Technische Probleme bei Facebook und seinen Töchtern WhatsApp und Instagram hatten am Montag zu einem rund sechsstündigen Ausfall geführt. Insbesondere jüngere Menschen haben darauf mit Frust reagiert. Wie aus einer YouGov-Umfrage hervorgeht, fühlten sich 46 Prozent der 18- bis 24-Jährigen in ihrer Kommunikation eingeschränkt.
Bei der Gesamtbevölkerung gab ein Viertel der Befragten an, sich eingeschränkt gefühlt zu haben.
Als Konsequenz aus dem Ausfall der Facebook-Dienste fordern Verbraucherschützer mehr Alternativen. "Tech-Giganten wie Google, Apple oder Amazon kontrollieren aus ihrer starken Marktposition heraus den Zugang zu Handelsplätzen und digitalen Ökosystemen", sagte der Chef des Bundesverbands der Verbraucherzentralen, Klaus Müller, der Funke-Mediengruppe. Verbraucher und Wettbewerber seien oft von deren Diensten abhängig.

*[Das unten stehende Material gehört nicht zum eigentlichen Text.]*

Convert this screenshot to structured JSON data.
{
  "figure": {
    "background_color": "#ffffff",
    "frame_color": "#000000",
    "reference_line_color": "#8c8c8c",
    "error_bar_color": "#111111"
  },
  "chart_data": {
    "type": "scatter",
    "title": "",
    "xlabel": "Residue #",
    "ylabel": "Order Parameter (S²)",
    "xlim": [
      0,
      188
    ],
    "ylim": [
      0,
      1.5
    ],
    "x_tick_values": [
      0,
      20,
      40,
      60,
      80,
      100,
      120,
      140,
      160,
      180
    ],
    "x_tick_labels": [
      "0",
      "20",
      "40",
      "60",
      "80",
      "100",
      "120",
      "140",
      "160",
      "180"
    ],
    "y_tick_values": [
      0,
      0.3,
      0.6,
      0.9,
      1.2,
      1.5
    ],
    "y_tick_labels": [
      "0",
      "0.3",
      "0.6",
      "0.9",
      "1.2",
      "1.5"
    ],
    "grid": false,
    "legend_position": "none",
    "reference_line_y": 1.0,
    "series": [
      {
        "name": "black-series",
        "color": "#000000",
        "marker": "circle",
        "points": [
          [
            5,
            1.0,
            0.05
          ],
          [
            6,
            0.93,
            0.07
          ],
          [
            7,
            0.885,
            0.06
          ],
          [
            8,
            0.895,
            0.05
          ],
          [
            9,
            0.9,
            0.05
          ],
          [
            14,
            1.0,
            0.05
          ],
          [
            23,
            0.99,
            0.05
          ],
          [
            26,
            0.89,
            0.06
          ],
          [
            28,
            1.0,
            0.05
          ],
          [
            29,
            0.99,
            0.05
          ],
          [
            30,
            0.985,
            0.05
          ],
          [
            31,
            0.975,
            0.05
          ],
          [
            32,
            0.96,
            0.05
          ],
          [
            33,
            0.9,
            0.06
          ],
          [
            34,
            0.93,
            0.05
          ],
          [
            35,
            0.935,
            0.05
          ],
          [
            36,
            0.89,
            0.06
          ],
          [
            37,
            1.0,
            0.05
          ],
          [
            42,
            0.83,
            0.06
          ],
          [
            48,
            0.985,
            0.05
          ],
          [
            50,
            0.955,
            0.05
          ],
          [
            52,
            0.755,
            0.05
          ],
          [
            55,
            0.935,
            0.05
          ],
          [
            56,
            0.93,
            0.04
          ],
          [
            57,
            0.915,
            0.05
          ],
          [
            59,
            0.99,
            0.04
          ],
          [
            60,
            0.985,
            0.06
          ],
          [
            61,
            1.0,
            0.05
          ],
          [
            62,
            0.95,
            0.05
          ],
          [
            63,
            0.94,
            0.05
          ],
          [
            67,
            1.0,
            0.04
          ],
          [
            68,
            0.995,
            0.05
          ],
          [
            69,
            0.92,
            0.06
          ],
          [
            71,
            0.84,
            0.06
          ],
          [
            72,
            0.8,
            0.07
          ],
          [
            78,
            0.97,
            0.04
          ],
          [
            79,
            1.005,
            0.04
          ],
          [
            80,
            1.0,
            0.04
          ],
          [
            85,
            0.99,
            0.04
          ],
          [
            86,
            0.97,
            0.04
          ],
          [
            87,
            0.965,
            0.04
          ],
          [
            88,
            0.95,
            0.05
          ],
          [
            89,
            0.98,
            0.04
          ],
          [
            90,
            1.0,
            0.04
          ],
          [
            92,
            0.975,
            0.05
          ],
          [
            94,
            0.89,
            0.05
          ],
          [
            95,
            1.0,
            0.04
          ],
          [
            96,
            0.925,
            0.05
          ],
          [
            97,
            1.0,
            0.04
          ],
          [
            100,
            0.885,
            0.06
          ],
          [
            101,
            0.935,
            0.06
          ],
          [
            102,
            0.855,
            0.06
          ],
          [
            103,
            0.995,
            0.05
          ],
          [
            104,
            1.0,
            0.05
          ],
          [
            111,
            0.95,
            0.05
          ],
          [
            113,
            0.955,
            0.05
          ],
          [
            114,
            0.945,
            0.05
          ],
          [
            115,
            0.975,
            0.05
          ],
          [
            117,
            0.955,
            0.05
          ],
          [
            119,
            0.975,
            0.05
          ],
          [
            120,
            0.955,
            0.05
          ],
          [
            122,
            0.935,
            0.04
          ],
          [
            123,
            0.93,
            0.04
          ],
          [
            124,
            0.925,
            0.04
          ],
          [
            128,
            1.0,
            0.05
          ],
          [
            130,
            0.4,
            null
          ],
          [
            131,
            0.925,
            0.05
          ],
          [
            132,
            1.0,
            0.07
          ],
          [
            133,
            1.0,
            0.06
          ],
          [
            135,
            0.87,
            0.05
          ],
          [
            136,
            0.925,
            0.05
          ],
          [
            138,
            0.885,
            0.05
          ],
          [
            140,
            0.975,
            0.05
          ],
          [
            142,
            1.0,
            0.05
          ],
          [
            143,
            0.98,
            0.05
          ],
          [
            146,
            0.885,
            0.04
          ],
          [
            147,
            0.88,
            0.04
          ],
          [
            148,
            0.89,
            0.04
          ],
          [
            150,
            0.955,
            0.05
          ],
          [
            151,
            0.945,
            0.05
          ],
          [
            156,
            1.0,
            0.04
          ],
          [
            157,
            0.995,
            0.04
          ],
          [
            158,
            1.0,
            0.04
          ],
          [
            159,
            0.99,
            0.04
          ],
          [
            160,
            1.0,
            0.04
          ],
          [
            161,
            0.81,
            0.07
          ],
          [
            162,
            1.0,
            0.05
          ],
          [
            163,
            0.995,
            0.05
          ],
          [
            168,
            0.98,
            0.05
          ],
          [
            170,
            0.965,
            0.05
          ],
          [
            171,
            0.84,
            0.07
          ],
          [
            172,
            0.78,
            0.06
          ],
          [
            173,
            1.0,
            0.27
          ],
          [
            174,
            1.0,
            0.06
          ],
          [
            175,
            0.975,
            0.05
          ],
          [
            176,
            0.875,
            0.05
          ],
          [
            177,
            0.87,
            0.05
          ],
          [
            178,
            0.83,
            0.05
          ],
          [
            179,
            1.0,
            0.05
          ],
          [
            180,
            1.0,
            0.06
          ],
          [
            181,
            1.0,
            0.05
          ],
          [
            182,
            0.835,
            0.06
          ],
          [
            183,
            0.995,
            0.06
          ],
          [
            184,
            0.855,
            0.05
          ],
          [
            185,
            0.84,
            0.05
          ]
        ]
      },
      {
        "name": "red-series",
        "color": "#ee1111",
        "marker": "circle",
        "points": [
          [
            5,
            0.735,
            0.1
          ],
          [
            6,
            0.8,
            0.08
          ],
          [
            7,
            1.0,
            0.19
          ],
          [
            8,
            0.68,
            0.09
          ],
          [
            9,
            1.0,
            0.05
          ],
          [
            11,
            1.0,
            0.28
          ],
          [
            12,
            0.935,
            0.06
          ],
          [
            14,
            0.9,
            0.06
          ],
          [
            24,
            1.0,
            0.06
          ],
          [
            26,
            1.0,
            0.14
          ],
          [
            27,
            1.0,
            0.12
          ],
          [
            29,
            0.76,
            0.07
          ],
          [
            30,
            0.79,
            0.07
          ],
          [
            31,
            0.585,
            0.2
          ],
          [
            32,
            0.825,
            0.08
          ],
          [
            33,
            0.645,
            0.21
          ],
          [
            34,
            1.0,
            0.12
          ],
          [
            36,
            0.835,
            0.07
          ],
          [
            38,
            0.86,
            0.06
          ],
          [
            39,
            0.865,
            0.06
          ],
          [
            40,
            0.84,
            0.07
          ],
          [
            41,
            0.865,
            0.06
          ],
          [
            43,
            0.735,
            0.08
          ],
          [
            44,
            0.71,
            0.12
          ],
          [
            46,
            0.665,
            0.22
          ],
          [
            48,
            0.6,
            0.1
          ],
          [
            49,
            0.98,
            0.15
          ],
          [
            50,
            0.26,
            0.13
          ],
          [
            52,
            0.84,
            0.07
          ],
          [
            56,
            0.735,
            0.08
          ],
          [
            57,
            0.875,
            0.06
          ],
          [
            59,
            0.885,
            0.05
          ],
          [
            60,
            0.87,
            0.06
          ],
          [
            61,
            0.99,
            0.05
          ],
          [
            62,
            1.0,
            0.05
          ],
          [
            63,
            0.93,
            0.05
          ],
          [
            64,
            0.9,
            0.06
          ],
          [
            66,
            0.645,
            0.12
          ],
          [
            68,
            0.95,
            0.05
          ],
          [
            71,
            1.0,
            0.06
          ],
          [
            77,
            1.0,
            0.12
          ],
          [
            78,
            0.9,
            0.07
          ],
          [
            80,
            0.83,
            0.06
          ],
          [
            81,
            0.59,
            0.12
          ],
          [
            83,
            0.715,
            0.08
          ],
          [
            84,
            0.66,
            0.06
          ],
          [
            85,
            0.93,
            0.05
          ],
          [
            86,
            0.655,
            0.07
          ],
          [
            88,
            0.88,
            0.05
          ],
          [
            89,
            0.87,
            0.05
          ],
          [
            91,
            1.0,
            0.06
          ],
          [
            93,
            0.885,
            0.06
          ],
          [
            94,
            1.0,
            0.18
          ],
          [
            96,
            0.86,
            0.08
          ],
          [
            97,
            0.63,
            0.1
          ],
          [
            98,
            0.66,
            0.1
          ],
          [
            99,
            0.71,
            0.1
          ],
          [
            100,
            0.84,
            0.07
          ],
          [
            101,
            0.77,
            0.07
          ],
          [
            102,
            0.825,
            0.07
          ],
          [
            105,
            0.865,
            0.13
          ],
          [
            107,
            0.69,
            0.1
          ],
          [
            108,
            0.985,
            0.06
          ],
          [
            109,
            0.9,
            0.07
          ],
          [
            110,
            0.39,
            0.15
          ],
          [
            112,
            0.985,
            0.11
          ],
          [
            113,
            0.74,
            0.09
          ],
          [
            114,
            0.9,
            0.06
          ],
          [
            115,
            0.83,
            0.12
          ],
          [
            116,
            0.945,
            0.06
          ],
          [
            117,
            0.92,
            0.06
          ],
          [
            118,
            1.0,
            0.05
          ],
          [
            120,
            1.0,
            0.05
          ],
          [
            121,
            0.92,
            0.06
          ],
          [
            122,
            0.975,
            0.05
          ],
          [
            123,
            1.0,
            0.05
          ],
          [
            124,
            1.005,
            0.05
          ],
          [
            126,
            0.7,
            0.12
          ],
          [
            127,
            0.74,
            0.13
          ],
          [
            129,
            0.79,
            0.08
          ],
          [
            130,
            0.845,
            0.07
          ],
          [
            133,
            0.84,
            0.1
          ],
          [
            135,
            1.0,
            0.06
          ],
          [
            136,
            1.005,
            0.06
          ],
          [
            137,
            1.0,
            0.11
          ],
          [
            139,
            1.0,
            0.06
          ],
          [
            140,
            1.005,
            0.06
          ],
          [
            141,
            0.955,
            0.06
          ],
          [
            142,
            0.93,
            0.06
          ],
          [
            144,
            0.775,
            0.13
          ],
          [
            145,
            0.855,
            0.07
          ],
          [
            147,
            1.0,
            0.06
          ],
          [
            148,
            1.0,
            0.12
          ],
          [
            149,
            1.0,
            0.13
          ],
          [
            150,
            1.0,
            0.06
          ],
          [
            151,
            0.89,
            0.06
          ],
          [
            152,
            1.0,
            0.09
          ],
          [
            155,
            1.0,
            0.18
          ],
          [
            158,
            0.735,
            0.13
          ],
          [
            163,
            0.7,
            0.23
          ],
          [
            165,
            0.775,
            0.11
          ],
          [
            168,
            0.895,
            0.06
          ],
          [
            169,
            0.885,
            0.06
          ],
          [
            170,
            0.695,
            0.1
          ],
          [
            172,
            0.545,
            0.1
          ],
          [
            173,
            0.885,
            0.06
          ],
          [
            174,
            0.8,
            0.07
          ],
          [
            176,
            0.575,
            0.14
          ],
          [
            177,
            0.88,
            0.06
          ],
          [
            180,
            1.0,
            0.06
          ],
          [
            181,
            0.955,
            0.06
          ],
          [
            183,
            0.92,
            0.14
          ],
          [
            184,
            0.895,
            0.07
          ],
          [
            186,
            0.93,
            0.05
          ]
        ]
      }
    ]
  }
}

Um diese Abhängigkeit zu verringern, forderte Müller eine Schnittstellen-Pflicht für Messenger-Dienste, so dass unterschiedliche Systeme zusammenarbeiten können. Dies würde die Kommunikation von Nutzerinnen und Nutzern verschiedener Dienste ermöglichen, "ohne etwa zwangsläufig zu WhatsApp wechseln zu müssen".
Große Hoffnung setzt Müller in eine Initiative der EU: den Digital Markets Act. Mit dem Gesetzesvorhaben müsse die Bevorzugung der eigenen Produkte durch die Konzerne unterbunden werden, forderte der Verbraucherschützer. Echte Wahlfreiheit hätten Nutzer, "wenn etwa Plattformen sie nicht mehr daran hindern dürfen, vorinstallierte Apps zu löschen oder alternative App Stores zu nutzen".